Throughout the pandemic, the model limitation of deposit pricing has become elevated and probably more severe during the consecutive rate hikes by Fed started in March 2022. The historical data based modeling approach is likely grounded in the low-rate environment and therefore begged for upgrades or enhancements from both business and regulatory perspectives. For example, the betas for the higher rate buckets deviated from the recent business practice significantly in 2022. The remediation approaches could include weighting the recent data more heavily or adopting a more advanced statistical approach, e.g., an error correction model (ECM). The regime shift happened in 2022, i.e., the level of rates transitioned at an unprecedented speed from a low-rate environment to a high-rate environment.  The merit of ECM is that it can estimate both short-term and long-term effects of one-time series on another. ECM can do a better job when you not only consider either just a long-term relationship or just a short-term relationship compared to other statistical approaches for time series data. Specifically, ECM describes how the dependent variable (y) and the independent variable (x) behave in the short run, consistent with a long-run cointegrating relationship. To elaborate, first, the long-term relationship between the co-integrated variables is captured by regressing y and x values. Then the error terms of this regression, together with other short-term drivers, is leveraged to correct the short-term trends, aligning with the long-term equilibrium. (Equilibrium reversion).

However, an interim solution may be needed before a good model can be built, validated, and put into production, given the uncertainty of macroeconomic conditions and the limited length of data under the high-rate environment. One solution could be to add an overlay on top of model output based on SME’s assumption incorporating a bank’s pricing strategy.

It is still an increasing risk due to the uncertainty of economic conditions and data limitations. Making the deposit pricing model more agile and frequently aligned with SME’s assumption or a bank’s pricing strategy would be desired and necessary.

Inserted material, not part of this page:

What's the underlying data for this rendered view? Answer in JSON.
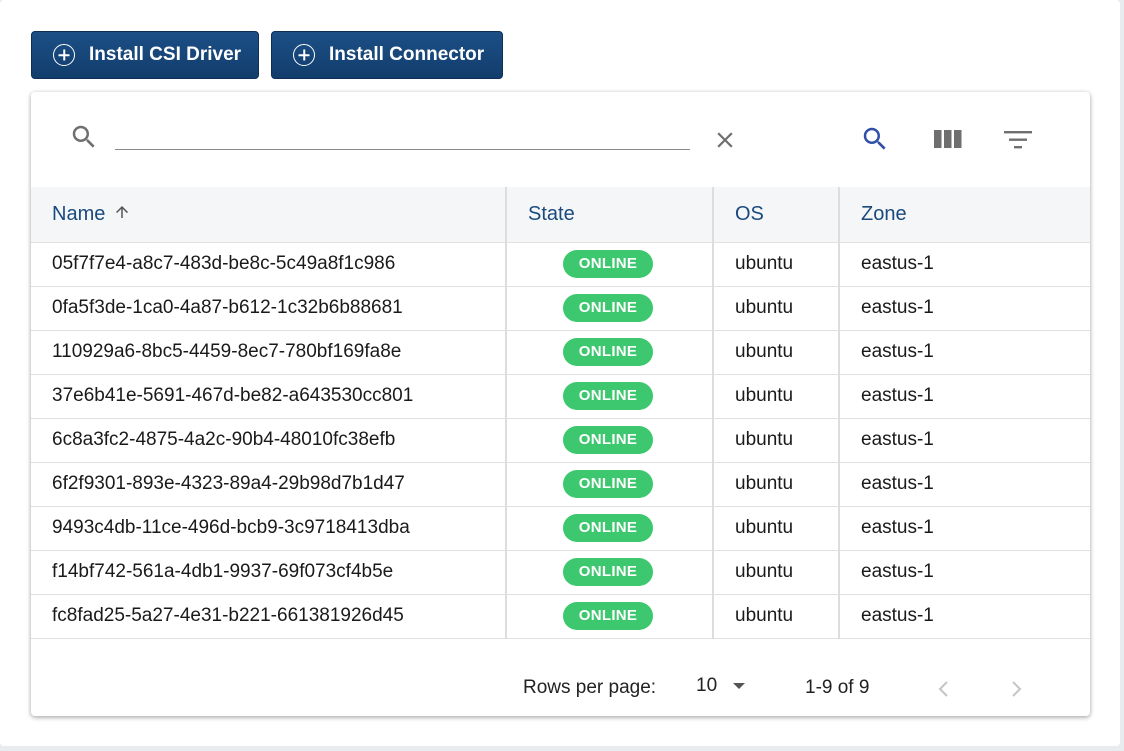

Why is it important to model extreme deposit runoff overnight? What are the associated risks if this is not done?

A significant run-off overnight could cause a serious liquidity issue when alternative funding sources could not be leveraged or tapped into by a bank, or a bank becomes unable to meet the demand for withdrawals and insolvent, such as SVB where highly concentrated depositors withdrew their funds simultaneously within a short time window. An uncontrolled bank run can wipe out shareholders, bondholders, and depositors (beyond the insured amount). As multiple banks get involved, it could also spark a cascading industry-wide panic that can cause a more systemic financial crisis.